Something that I've been mulling over recently is how best to store non-secrets along with secrets when using Cryptex. For example, while encrypting the database password is a no-brainer, encrypting the hostname may leads to confusion as to which host is being hit in which environment.

I've considered utilizing motdotla/dotenv and just using cryptex via environment variables, but this seems like a bit of a patchy/hacky solution that doesn't fully utilize Cryptex's environments.

Another alternative was to create a PR for Cryptex that would support a non-secrets object within an environment in cryptex.json which could be used as a non-encrypted configuration store. What are your thoughts about this option?

Can plaintext encoded 'secrets' be stored alongside KMS encrypted secrets in the same environment? The way I read the docs and code, this doesn't seem possible.

Currently we store secrets in environment variables segmented per-environment within the deployment infrastructure, but this leads to separate sources of truth - something I'd like to consolidate back in to the repo.

Do you have any suggestions for alternatives for storing non-secrets along with secrets in Cryptex?
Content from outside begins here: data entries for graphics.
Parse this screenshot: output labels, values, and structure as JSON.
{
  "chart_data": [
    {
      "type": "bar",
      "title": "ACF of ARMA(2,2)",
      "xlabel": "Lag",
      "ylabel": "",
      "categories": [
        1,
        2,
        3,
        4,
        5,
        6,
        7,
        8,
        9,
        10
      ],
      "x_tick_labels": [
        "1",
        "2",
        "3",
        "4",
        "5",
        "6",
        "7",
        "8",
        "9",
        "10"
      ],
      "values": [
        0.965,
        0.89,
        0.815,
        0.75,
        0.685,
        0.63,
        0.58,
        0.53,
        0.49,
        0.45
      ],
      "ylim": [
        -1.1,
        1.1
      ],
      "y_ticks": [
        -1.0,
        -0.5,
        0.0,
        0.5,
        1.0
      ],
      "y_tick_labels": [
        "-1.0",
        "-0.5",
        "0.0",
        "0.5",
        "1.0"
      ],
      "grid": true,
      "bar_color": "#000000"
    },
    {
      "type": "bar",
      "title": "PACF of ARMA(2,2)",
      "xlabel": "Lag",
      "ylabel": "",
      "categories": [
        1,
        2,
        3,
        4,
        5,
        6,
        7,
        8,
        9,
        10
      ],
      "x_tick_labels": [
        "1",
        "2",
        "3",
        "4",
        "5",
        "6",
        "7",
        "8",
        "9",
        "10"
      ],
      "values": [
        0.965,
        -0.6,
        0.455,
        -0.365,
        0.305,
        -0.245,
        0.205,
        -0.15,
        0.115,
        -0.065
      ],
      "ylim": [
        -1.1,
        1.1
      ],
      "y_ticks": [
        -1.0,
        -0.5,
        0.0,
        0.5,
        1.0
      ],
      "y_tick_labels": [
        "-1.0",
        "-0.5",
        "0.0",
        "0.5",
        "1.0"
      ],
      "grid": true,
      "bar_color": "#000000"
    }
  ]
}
Hi Alex! Thanks for the kind words :)

What you've described is a pretty common use case/concern. Generally it's solved in one of three ways:

  1. Use an environment-aware CI/CD tool, or layer environment information on top of one that isn't. Wercker is but is shockingly expensive; Travis, Circle, and Codebuild aren't. My solution for the latter 3 is to set environment variables with a prefix like STAGING__DB_HOST or PRODUCTION__DB_HOST, then have a bootstrap script detect the appropriate environment, loop through all env vars, and un-prefix the appropriate ones. Now, you can store general config right alongside your cryptex secrets.

  2. Use dotenv's environments feature to achieve the same as the above. You'll have files like .env.staging and .env.production instead of a single .env.

  3. Just keep them separate. It seems counterintuitive, but when working on a team, it can be useful to have two distinct locations for public data and private data, where 100% of the private data is encrypted. It may feel dirty to break the source of truth into two pieces, but it does a great job of making it extraordinarily obvious when someone tries to add an unencrypted secret.

I've personally done both #1 and #3, and I've heard of folks having successful workflows with #2. Your PR suggestion is interesting, but I think I'd like for Cryptex to stay just about encryption/decryption concerns and keep it focused on that one thing that it does best. There are some fantastic full-featured libraries out there for environment-specific config and that's a big rabbit-hole to go down to start adding that into Cryptex as well. Perhaps a great opportunity, though, would be to integrate Cryptex into something like Loren West's popular node-config library, or write another module that sits on top of Cryptex to make great secret-optional config management its focus.

Let me know where you land with this -- and let me know if I can be of more help!

Thanks for the feedback Tom. Sounds like we're gonna go back to the drawing board to figure out what might be the best solution for us.